Barry Ger, senior manager for corporate tax at KPMG: www.moneywebtax.co.za
A window of opportunity opens for some companies.
If your company is thinking of selling any capital assets and its year end is not February or March there may be a window of opportunity to do it at the lower effective tax rate for a short while.
In his Budget Speech on February 22 2012, Finance Minister Pravin Gordhan announced increases to the capital gains tax (CGT) rates. Companies, trust and individuals would now be paying 18.6% (previously 14%), 26.7% (previously 20%) and a maximum of 13.3% (previously a maximum of 10%) respectively of any capital gain that arises in their hands from the sale of their assets over to the South African Revenue Service (Sars).

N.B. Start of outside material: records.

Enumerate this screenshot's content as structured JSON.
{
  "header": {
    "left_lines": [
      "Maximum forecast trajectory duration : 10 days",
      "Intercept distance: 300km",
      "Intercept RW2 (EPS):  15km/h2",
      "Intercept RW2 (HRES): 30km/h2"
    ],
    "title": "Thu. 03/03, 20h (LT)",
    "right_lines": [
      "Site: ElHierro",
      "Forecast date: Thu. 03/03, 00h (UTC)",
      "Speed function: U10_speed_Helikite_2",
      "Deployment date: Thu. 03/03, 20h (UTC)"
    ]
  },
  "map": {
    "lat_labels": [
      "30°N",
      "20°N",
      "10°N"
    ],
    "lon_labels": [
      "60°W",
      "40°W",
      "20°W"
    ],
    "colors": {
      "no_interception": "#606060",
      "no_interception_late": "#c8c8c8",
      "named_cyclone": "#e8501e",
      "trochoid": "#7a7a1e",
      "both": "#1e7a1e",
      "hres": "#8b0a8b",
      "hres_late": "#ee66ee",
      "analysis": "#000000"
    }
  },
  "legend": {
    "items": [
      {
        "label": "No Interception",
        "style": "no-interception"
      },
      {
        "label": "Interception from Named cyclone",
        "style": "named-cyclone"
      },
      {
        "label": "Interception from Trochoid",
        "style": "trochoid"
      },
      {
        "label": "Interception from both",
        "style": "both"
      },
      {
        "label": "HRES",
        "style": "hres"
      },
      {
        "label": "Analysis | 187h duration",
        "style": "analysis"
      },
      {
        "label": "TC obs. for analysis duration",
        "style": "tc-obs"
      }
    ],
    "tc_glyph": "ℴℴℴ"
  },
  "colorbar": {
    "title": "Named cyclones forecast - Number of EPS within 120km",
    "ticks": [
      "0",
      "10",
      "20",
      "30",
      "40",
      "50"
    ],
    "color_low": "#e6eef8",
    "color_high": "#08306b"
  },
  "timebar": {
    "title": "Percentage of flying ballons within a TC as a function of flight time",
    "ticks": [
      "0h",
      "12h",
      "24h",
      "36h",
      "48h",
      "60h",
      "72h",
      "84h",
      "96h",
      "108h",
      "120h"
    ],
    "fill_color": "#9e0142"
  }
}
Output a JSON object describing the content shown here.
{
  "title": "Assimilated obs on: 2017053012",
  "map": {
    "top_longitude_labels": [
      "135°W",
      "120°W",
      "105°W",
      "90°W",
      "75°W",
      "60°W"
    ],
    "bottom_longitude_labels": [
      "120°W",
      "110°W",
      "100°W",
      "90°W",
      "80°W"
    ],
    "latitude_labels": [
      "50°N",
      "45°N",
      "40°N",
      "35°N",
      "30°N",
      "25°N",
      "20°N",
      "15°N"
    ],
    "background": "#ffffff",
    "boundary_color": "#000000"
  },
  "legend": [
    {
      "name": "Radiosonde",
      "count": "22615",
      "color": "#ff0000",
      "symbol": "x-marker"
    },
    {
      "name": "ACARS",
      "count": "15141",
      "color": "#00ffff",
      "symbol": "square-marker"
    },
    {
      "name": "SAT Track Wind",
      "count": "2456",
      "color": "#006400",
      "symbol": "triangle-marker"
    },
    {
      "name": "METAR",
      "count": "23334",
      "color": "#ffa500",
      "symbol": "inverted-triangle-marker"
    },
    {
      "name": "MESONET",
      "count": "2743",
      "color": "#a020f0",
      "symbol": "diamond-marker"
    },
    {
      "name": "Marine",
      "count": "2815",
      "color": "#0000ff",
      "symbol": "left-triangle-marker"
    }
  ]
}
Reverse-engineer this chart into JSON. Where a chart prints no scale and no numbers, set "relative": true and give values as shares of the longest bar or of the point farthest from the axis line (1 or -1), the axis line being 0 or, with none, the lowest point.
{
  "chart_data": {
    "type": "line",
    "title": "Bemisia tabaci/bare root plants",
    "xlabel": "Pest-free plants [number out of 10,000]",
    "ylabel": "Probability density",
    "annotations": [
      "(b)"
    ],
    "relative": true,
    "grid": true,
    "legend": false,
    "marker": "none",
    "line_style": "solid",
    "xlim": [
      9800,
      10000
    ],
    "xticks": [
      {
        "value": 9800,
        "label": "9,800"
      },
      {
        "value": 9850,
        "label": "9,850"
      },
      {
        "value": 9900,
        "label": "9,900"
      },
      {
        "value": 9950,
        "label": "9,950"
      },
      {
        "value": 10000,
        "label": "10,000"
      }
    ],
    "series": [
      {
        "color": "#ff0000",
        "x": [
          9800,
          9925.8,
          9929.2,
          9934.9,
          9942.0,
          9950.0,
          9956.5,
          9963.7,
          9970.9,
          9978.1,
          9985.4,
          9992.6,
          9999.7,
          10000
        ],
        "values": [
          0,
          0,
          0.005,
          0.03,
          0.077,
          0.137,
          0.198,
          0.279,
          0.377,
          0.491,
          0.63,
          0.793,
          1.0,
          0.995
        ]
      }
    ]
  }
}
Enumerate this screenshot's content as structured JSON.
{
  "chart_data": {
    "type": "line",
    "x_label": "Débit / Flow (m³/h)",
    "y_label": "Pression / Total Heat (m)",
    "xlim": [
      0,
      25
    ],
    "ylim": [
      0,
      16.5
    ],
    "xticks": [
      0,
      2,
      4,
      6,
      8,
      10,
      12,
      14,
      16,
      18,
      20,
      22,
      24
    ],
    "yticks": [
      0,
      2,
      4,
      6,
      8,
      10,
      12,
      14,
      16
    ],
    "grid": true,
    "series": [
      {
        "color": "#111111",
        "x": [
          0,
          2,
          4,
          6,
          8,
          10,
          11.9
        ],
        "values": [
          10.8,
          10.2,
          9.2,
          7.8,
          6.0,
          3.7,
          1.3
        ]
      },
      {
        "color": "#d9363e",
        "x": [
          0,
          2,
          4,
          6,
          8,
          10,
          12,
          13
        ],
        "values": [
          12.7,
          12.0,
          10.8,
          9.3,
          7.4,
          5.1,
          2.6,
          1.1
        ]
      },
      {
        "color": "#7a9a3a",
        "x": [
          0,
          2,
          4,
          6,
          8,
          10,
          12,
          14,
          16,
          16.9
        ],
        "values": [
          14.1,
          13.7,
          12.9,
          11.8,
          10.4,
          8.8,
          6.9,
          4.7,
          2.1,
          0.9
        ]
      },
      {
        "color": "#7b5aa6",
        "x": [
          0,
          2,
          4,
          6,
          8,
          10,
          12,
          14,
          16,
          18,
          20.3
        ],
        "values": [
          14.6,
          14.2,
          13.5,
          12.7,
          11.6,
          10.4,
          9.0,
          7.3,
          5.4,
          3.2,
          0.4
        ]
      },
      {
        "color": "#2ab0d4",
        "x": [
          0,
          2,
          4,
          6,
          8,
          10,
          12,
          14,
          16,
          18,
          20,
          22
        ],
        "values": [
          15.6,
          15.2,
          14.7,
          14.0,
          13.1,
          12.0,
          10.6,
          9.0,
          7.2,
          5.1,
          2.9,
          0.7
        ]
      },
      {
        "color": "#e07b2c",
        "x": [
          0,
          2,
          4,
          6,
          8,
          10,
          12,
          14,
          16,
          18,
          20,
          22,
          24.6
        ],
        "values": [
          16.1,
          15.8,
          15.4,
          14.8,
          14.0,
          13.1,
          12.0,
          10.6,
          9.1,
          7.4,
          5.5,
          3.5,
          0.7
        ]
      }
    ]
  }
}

In a new tax bill released on March 13 2012, it has been proposed that these new rates will take effect from tax years beginning from March 1 2012. The tax years of individuals and trusts perennially begin on March 1 anyway so for them the new rates apply already. The tax years of companies, on the other hand, have a multitude of different starting dates which means that some companies, specifically those with tax years that do not begin in March, have a short period in which they can still benefit from the lower rates. This period is, of course, longest for companies with tax years that commence much later in the calendar year or even in the next year. Companies with January 31 financial year ends, for example, will have almost 11 Months, until February 1 2013, to dispose of their assets before the new 18.6% rate kicks in.
The question arises though whether a company that makes use of this opportunity and sells off many of its high value assets before the end of its current tax year would be investigated by Sars for tax avoidance. The answer to this is probably not. Provided the company has primarily a commercial (but non -tax related) reason for making such disposals, it is unlikely Sars would be able to make such a claim stick.
It would be the height of foolishness, of course, for companies to rush off to sell their assets so as to take advantage of the lower rate. The tax tail should never wag the commercial dog. However, for those who were contemplating a sell-off anyway, the looming increase in CGT rates would no doubt spur them to make such decisions sooner rather than later.